On another level, AGDC along with BP and ExxonMobil, have contracted with Fluor to update a 2015 cost estimate for the project. That is expected in March, Dubler told the legislators. The work in 2015 was to develop a pre-Front End Engineering and Design, and was led by ExxonMobil with all three major North Slope producers including ConocoPhillips and the state helping fund $600 million for the work.
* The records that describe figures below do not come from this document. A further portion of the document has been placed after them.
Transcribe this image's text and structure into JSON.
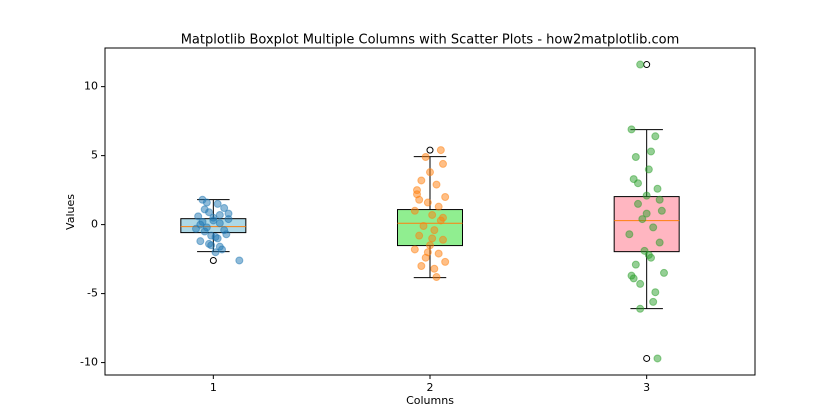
{
  "chart_data": {
    "type": "box",
    "title": "Matplotlib Boxplot Multiple Columns with Scatter Plots - how2matplotlib.com",
    "xlabel": "Columns",
    "ylabel": "Values",
    "xlim": [
      0.5,
      3.5
    ],
    "ylim": [
      -10.9,
      12.8
    ],
    "xticks": [
      1,
      2,
      3
    ],
    "yticks": [
      -10,
      -5,
      0,
      5,
      10
    ],
    "median_color": "#ff7f0e",
    "boxes": [
      {
        "position": 1,
        "color": "#add8e6",
        "whisker_low": -1.96,
        "q1": -0.58,
        "median": -0.15,
        "q3": 0.43,
        "whisker_high": 1.81,
        "outliers": [
          -2.6
        ]
      },
      {
        "position": 2,
        "color": "#90ee90",
        "whisker_low": -3.84,
        "q1": -1.52,
        "median": 0.1,
        "q3": 1.09,
        "whisker_high": 4.93,
        "outliers": [
          5.4
        ]
      },
      {
        "position": 3,
        "color": "#ffb6c1",
        "whisker_low": -6.09,
        "q1": -1.96,
        "median": 0.29,
        "q3": 2.03,
        "whisker_high": 6.88,
        "outliers": [
          11.6,
          -9.7
        ]
      }
    ],
    "scatter": [
      {
        "color": "#1f77b4",
        "x": [
          0.95,
          1.02,
          0.98,
          1.05,
          0.93,
          1.0,
          1.07,
          0.97,
          1.03,
          0.96,
          1.01,
          0.94,
          1.06,
          0.99,
          1.04,
          0.92,
          1.0,
          1.12,
          0.97,
          1.02,
          0.95,
          1.05,
          0.98,
          1.03,
          0.96,
          1.01,
          0.94,
          1.07,
          0.99,
          1.03
        ],
        "y": [
          1.8,
          1.5,
          0.9,
          1.2,
          0.6,
          0.3,
          0.8,
          -0.2,
          0.1,
          -0.5,
          -0.9,
          -1.2,
          -0.7,
          -1.5,
          -1.8,
          -0.3,
          0.5,
          -2.6,
          1.6,
          -1.0,
          0.2,
          -0.4,
          -1.4,
          0.7,
          1.1,
          -2.0,
          0.0,
          0.4,
          -0.8,
          -1.6
        ]
      },
      {
        "color": "#ff7f0e",
        "x": [
          2.05,
          1.98,
          2.06,
          2.0,
          1.96,
          2.03,
          1.94,
          2.07,
          1.99,
          2.04,
          1.93,
          2.01,
          2.05,
          1.97,
          2.02,
          1.95,
          2.06,
          2.0,
          1.93,
          2.04,
          1.98,
          2.07,
          1.96,
          2.02,
          2.03,
          1.95,
          2.06,
          1.99,
          1.94,
          2.01
        ],
        "y": [
          5.4,
          4.9,
          4.4,
          3.8,
          3.2,
          2.9,
          2.5,
          2.0,
          1.6,
          1.3,
          1.0,
          0.7,
          0.3,
          -0.1,
          -0.4,
          -0.8,
          -1.1,
          -1.5,
          -1.8,
          -2.1,
          -2.4,
          -2.7,
          -3.0,
          -3.2,
          -3.8,
          1.8,
          0.5,
          -2.0,
          2.2,
          -1.0
        ]
      },
      {
        "color": "#2ca02c",
        "x": [
          2.97,
          2.93,
          3.04,
          3.02,
          2.95,
          3.01,
          2.94,
          3.05,
          3.0,
          2.96,
          3.07,
          2.98,
          3.03,
          2.92,
          3.06,
          2.99,
          3.02,
          2.95,
          3.08,
          2.94,
          2.97,
          3.04,
          3.03,
          2.97,
          3.05,
          2.96,
          3.01,
          3.06,
          2.93,
          3.0
        ],
        "y": [
          11.6,
          6.9,
          6.4,
          5.3,
          4.9,
          4.0,
          3.3,
          2.6,
          2.1,
          1.5,
          1.0,
          0.4,
          -0.2,
          -0.7,
          -1.3,
          -1.9,
          -2.4,
          -2.9,
          -3.5,
          -3.9,
          -4.3,
          -4.9,
          -5.6,
          -6.1,
          -9.7,
          3.0,
          -2.2,
          1.8,
          -3.7,
          0.8
        ]
      }
    ]
  }
}
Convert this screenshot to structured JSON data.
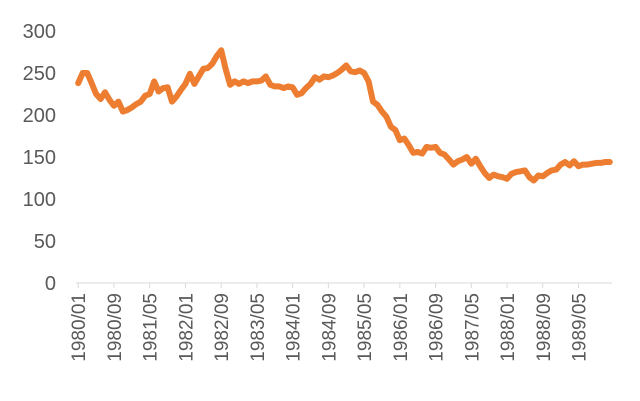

It resulted in a $43 billion estimate.

Since then, the state, with ExxonMobil and BP, but without ConocoPhillips, have been working on ways of reducing costs with part of it through increased modularization, or building major plant components off-site and moving them to Alaska rather than fabricating on-site, which drives up labor costs, Dubler said.

It has always been planned that the large gas treatment plant that would be needed on the North Slope to remove carbon dioxide would be built in large modules and barged to the slope, but plans for the LNG plant in south Alaska were for on-site construction. That will probably change now, he said.

Also, a review of project costs in mid-2019 led by ExxonMobil and BP found that 2015 construction plan, with its $43 billion estimate, was “top heavy” with project management, Dubler said.

“If we can get costs down to where we have a viable project we should have no problems attracting investors,” Dubler said.

About 35 trillion cubic feet of gas has been discovered and confirmed on the North Slope over the years, most of it associated with large oil finds. The gas owners have worked for decades on various plans to commercialize the gas but the biggest hurdle has been the cost of the 800-mile pipeline to move the gas south to a coastal LNG plant.

Recently, Qilak Energy, an Alaska subsidiary of Dubai-based Lloyds Energy, began conceptual studies for an offshore North Slope LNG plant that would use ice-breaking tankers to move liquefied gas through the Beaufort Sea, where the ice pack is shrinking, to markets in Asia via the Bering Strait.

Qilak is working with ExxonMobil, owns substantial gas reserves at the Point Thomson, which is near where Qilak would built its plant.